What is $\nabla\wedge\vec{\mathbf F}(x,y,z)$ What is $\nabla\wedge\vec{\mathbf F}(x,y,z) \quad$ where F is a vector field? 
I assume its the dual of the curl but I need an equation. And what is it called? Google is getting me nowhere.
 A: You can start with the formula for the curl and work your way backwards.
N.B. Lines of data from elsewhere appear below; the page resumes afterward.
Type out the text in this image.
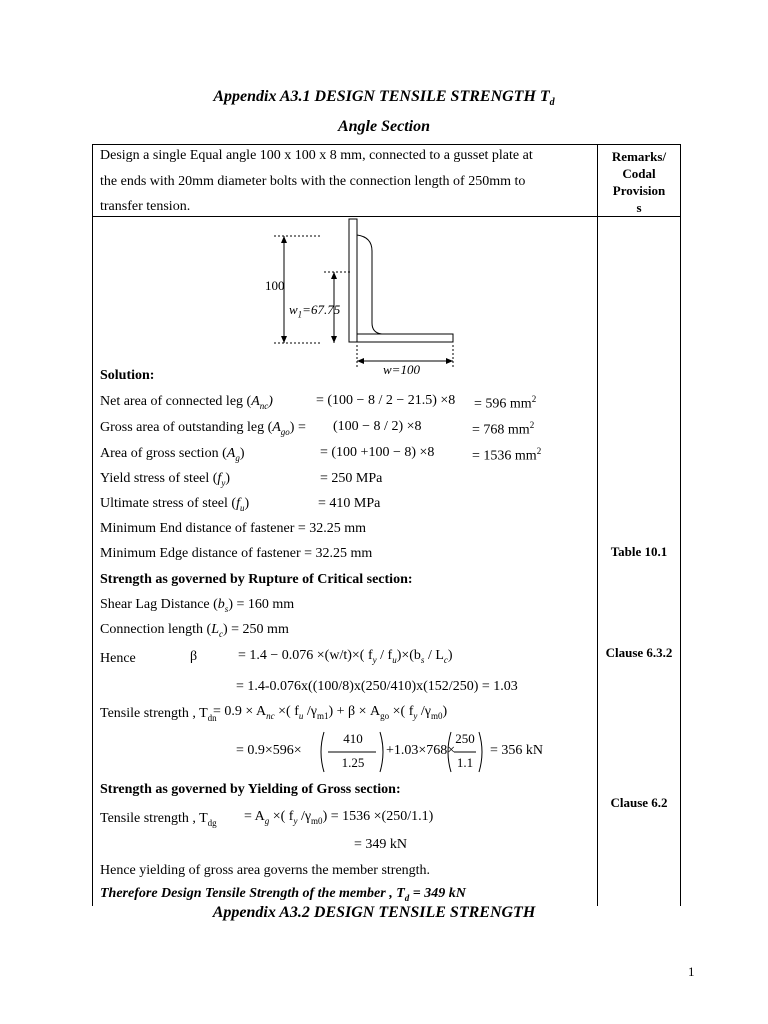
Appendix A3.1 DESIGN TENSILE STRENGTH $T_d$
Angle Section
Design a single Equal angle 100 x 100 x 8 mm, connected to a gusset plate at
the ends with 20mm diameter bolts with the connection length of 250mm to
transfer tension.
Remarks/
Codal
Provision
s
100
$w_1=67.75$
w=100
Solution:
Net area of connected leg $(A_{nc})$	= (100 − 8 / 2 − 21.5) ×8 = 596 $mm^2$
Gross area of outstanding leg $(A_{go}) = (100 - 8 / 2) \times 8$	= 768 $mm^2$
Area of gross section $(A_g)$	= (100 +100 − 8) ×8	= 1536 $mm^2$
Yield stress of steel $(f_y)$	= 250 MPa
Ultimate stress of steel $(f_u)$	= 410 MPa
Minimum End distance of fastener = 32.25 mm
Minimum Edge distance of fastener = 32.25 mm	Table 10.1
Strength as governed by Rupture of Critical section:
Shear Lag Distance $(b_s) = 160$ mm
Connection length $(L_c) = 250$ mm
Hence	β	= 1.4 − 0.076 ×(w/t)×( $f_y / f_u)\times(b_s / L_c)$	Clause 6.3.2
= 1.4-0.076x((100/8)x(250/410)x(152/250) = 1.03
Tensile strength , $T_{dn}$
= $0.9 \times A_{nc}$ ×( $f_u$ $/\gamma_{m1}) + \beta \times A_{go}$ ×( $f_y$ $/\gamma_{m0}$)
= 0.9×596×
410
1.25
+1.03×768×
250
1.1
= 356 kN
Strength as governed by Yielding of Gross section:
Clause 6.2
Tensile strength , $T_{dg} = A_g$ ×( $f_y$ $/\gamma_{m0}) = 1536 \times(250/1.1)$
= 349 kN
Hence yielding of gross area governs the member strength.
Therefore Design Tensile Strength of the member , $T_d = 349$ kN
Appendix A3.2 DESIGN TENSILE STRENGTH
1
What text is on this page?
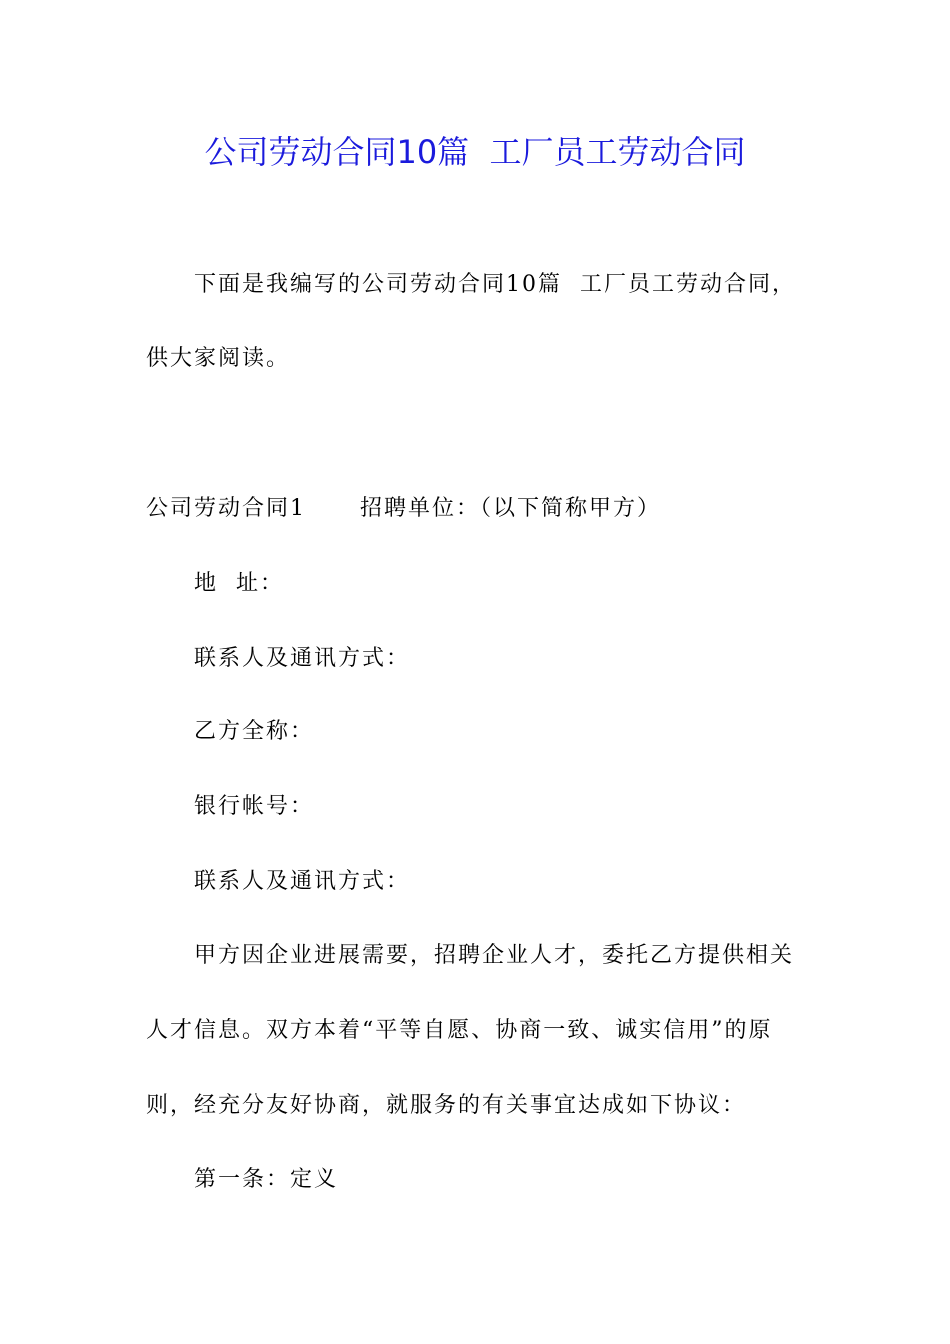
公司劳动合同10篇  工厂员工劳动合同
下面是我编写的公司劳动合同10篇  工厂员工劳动合同，
供大家阅读。
公司劳动合同1      招聘单位：（以下简称甲方）
地  址：
联系人及通讯方式：
乙方全称：
银行帐号：
联系人及通讯方式：
甲方因企业进展需要，招聘企业人才，委托乙方提供相关
人才信息。双方本着“平等自愿、协商一致、诚实信用”的原
则，经充分友好协商，就服务的有关事宜达成如下协议：
第一条：定义
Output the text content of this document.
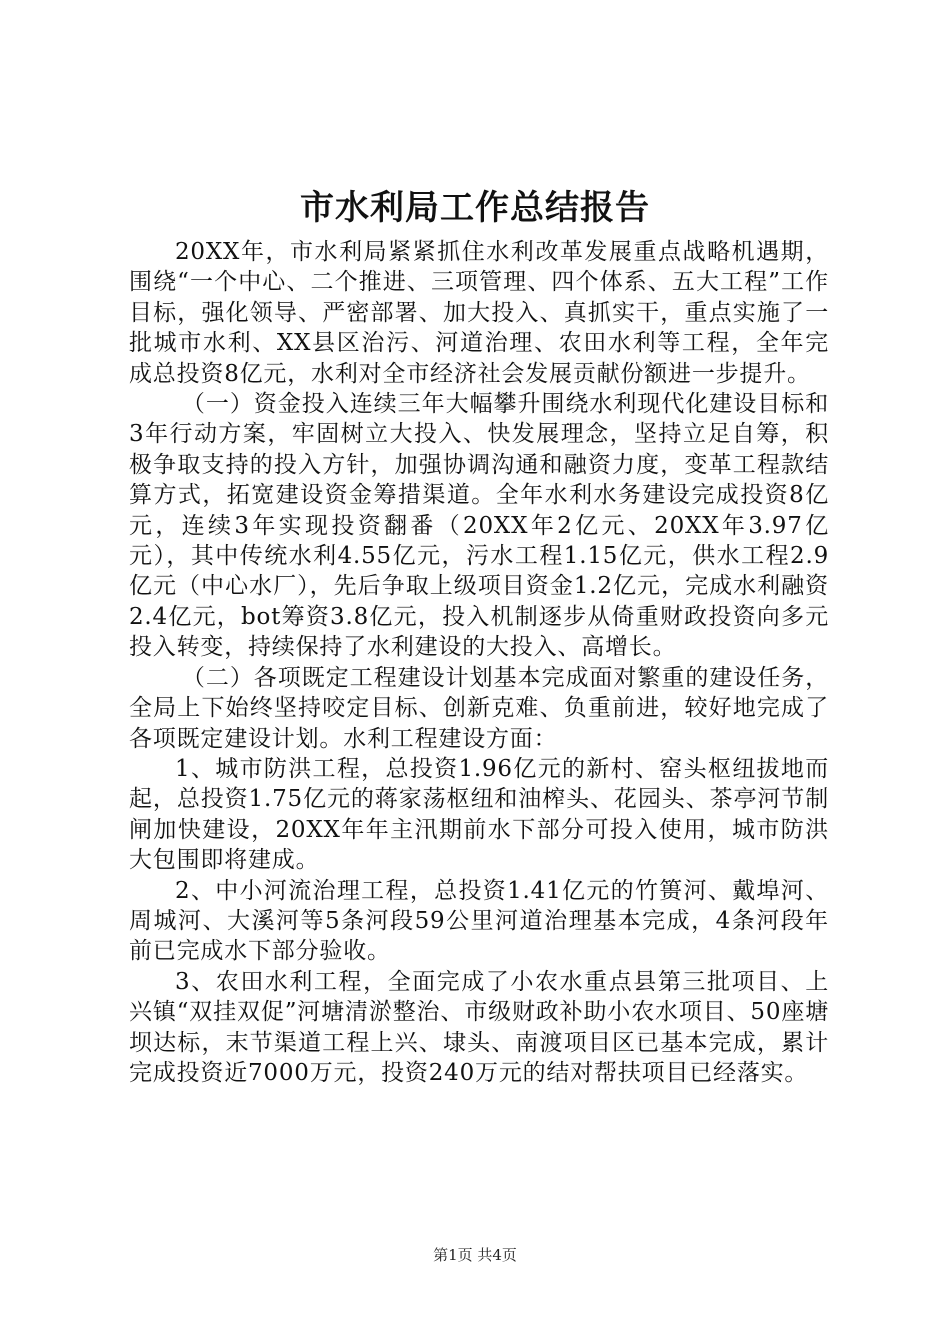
市水利局工作总结报告

20XX年，市水利局紧紧抓住水利改革发展重点战略机遇期，围绕“一个中心、二个推进、三项管理、四个体系、五大工程”工作目标，强化领导、严密部署、加大投入、真抓实干，重点实施了一批城市水利、XX县区治污、河道治理、农田水利等工程，全年完成总投资8亿元，水利对全市经济社会发展贡献份额进一步提升。

（一）资金投入连续三年大幅攀升围绕水利现代化建设目标和3年行动方案，牢固树立大投入、快发展理念，坚持立足自筹，积极争取支持的投入方针，加强协调沟通和融资力度，变革工程款结算方式，拓宽建设资金筹措渠道。全年水利水务建设完成投资8亿元，连续3年实现投资翻番（20XX年2亿元、20XX年3.97亿元），其中传统水利4.55亿元，污水工程1.15亿元，供水工程2.9亿元（中心水厂），先后争取上级项目资金1.2亿元，完成水利融资2.4亿元，bot筹资3.8亿元，投入机制逐步从倚重财政投资向多元投入转变，持续保持了水利建设的大投入、高增长。

（二）各项既定工程建设计划基本完成面对繁重的建设任务，全局上下始终坚持咬定目标、创新克难、负重前进，较好地完成了各项既定建设计划。水利工程建设方面：

1、城市防洪工程，总投资1.96亿元的新村、窑头枢纽拔地而起，总投资1.75亿元的蒋家荡枢纽和油榨头、花园头、茶亭河节制闸加快建设，20XX年年主汛期前水下部分可投入使用，城市防洪大包围即将建成。

2、中小河流治理工程，总投资1.41亿元的竹篑河、戴埠河、周城河、大溪河等5条河段59公里河道治理基本完成，4条河段年前已完成水下部分验收。

3、农田水利工程，全面完成了小农水重点县第三批项目、上兴镇“双挂双促”河塘清淤整治、市级财政补助小农水项目、50座塘坝达标，末节渠道工程上兴、埭头、南渡项目区已基本完成，累计完成投资近7000万元，投资240万元的结对帮扶项目已经落实。

第1页 共4页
We have that
$$\operatorname{curl} \vec{F} = (\partial_yF_z - \partial_z F_y)dx + (\partial_z F_x - \partial_x F_z)dy + (\partial_xF_y - \partial_yF_x)dz$$
We have that in $3$ dimensions the formula for the Hodge dual of a $1$ form by applying the Hodge star operator (the buzzwords to Google) is given by
$$\vec{v} = a dx + b dy + c dz \implies \star \vec{v} = \begin{pmatrix} 0 & c & -b \\ -c & 0 & a \\ b & -a & 0 \\ \end{pmatrix}$$
This means that the proper value to assign would be
$$\nabla \wedge \vec{F} = \begin{pmatrix} 0 & \partial_xF_y - \partial_yF_x & \partial_x F_z - \partial_z F_x \\  \partial_yF_x - \partial_xF_y & 0 & \partial_yF_z - \partial_z F_y \\ \partial_z F_x - \partial_x F_z & \partial_z F_y - \partial_yF_z & 0 \\ \end{pmatrix}$$
$$ = \begin{pmatrix} 0 & \partial_xF_y  &  - \partial_z F_x \\  - \partial_xF_y & 0 & \partial_yF_z \\ \partial_z F_x &  - \partial_yF_z & 0 \\ \end{pmatrix} -  \begin{pmatrix} 0 &  \partial_yF_x & - \partial_x F_z \\ - \partial_yF_x & 0 &  \partial_z F_y \\ \partial_x F_z & - \partial_zF_y & 0 \\ \end{pmatrix}$$